The egg did not respond beyond that quiet pulse.

He returned it to storage and sat on the edge of the bed, exhaling slowly. Outside, footsteps passed in the corridor—two sets, one heavier than the other. They paused briefly outside his door, then moved on.

Observation.

That night, the academy announced the assessment.

It came not as a proclamation, but as a notice posted quietly at dawn. Outer disciples who had recently advanced or demonstrated "irregular efficiency" were to report for evaluation within three days. The language was neutral. The implication was not.

Names were listed.

Lin Wei's was among them.

So were Chen Yu's and several others he recognized—students who had progressed quickly, who trained efficiently, who didn't quite fit expected patterns.
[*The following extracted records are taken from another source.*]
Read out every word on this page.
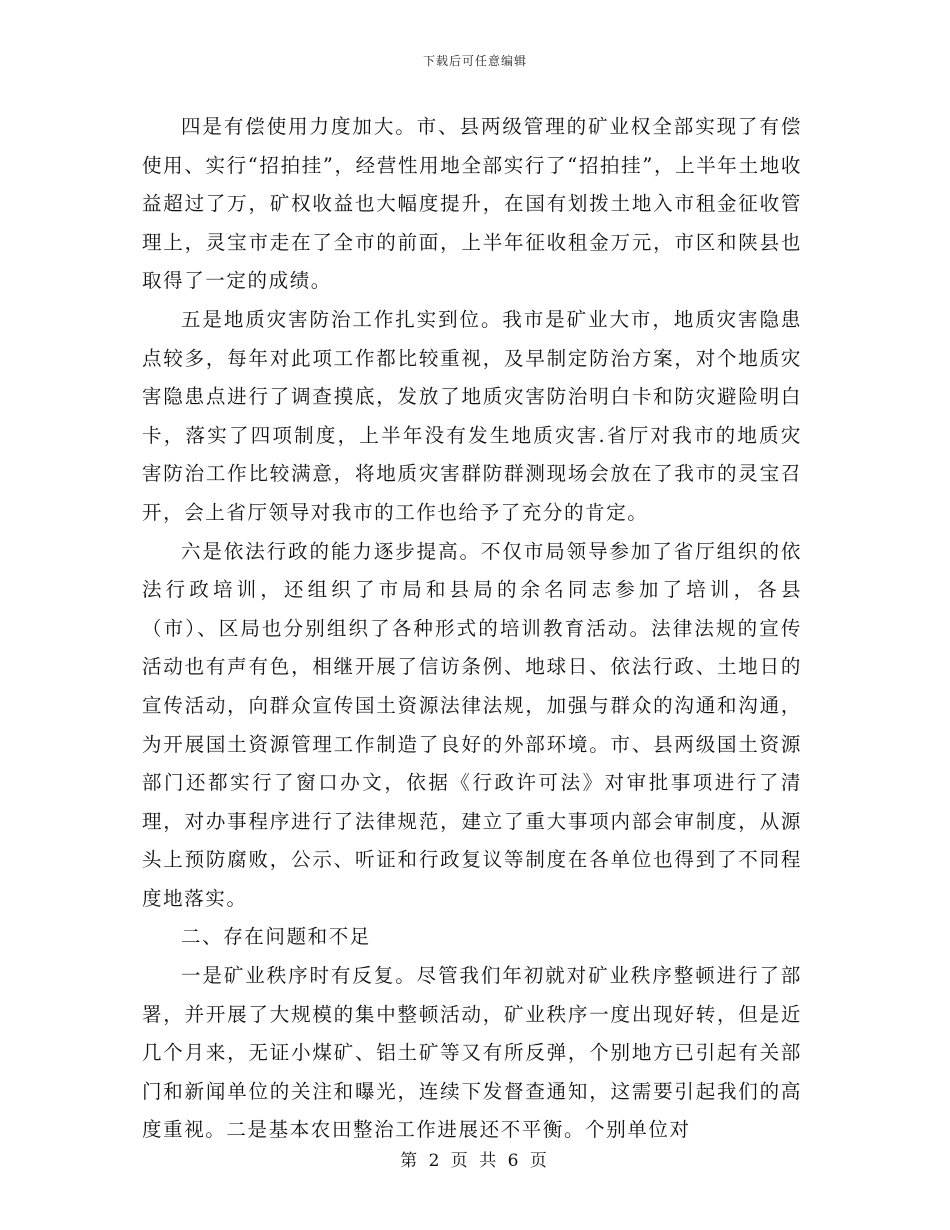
下载后可任意编辑

四是有偿使用力度加大。市、县两级管理的矿业权全部实现了有偿使用、实行“招拍挂”，经营性用地全部实行了“招拍挂”，上半年土地收益超过了万，矿权收益也大幅度提升，在国有划拨土地入市租金征收管理上，灵宝市走在了全市的前面，上半年征收租金万元，市区和陕县也取得了一定的成绩。

五是地质灾害防治工作扎实到位。我市是矿业大市，地质灾害隐患点较多，每年对此项工作都比较重视，及早制定防治方案，对个地质灾害隐患点进行了调查摸底，发放了地质灾害防治明白卡和防灾避险明白卡，落实了四项制度，上半年没有发生地质灾害.省厅对我市的地质灾害防治工作比较满意，将地质灾害群防群测现场会放在了我市的灵宝召开，会上省厅领导对我市的工作也给予了充分的肯定。

六是依法行政的能力逐步提高。不仅市局领导参加了省厅组织的依法行政培训，还组织了市局和县局的余名同志参加了培训，各县（市）、区局也分别组织了各种形式的培训教育活动。法律法规的宣传活动也有声有色，相继开展了信访条例、地球日、依法行政、土地日的宣传活动，向群众宣传国土资源法律法规，加强与群众的沟通和沟通，为开展国土资源管理工作制造了良好的外部环境。市、县两级国土资源部门还都实行了窗口办文，依据《行政许可法》对审批事项进行了清理，对办事程序进行了法律规范，建立了重大事项内部会审制度，从源头上预防腐败，公示、听证和行政复议等制度在各单位也得到了不同程度地落实。

二、存在问题和不足

一是矿业秩序时有反复。尽管我们年初就对矿业秩序整顿进行了部署，并开展了大规模的集中整顿活动，矿业秩序一度出现好转，但是近几个月来，无证小煤矿、铝土矿等又有所反弹，个别地方已引起有关部门和新闻单位的关注和曝光，连续下发督查通知，这需要引起我们的高度重视。二是基本农田整治工作进展还不平衡。个别单位对

第 2 页 共 6 页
Chen Yu found him shortly after. "Well," he said dryly, holding up the notice. "Looks like we're interesting."

Lin Wei scanned the list. "They're testing boundaries."

"And us?"

"They're using us to find them."

Chen Yu laughed softly. "You say that like it's comforting."

"It is," Lin Wei replied. "Boundaries can be mapped."

The day passed with a strange tension threading through every activity. Some students avoided the listed names. Others watched openly, curiosity overpowering caution.

As evening settled, Lin Wei returned once more to the balcony of his quarters. The academy spread out below him, lanterns lighting paths like veins of fire. Beyond the walls, mountains loomed, silent and ancient.

The system interface pulsed.

[Convergence detected.]

[Host approaching critical alignment phase.]

Lin Wei's eyes narrowed slightly.

Alignment. Not breakthrough. Not ascension.

Preparation.

He felt it now—a subtle tightening within, as though his cultivation, his body, and the system itself were beginning to move toward the same point. The coming assessment was not just an obstacle.

It was a catalyst.

Behind him, the egg pulsed once more, faint but steady.

Lin Wei stood, the night air brushing against his face. The academy was watching now. Measuring. Testing.

Let them.

He had walked unseen long enough.

And when the time came to step forward, he would do so on his own terms.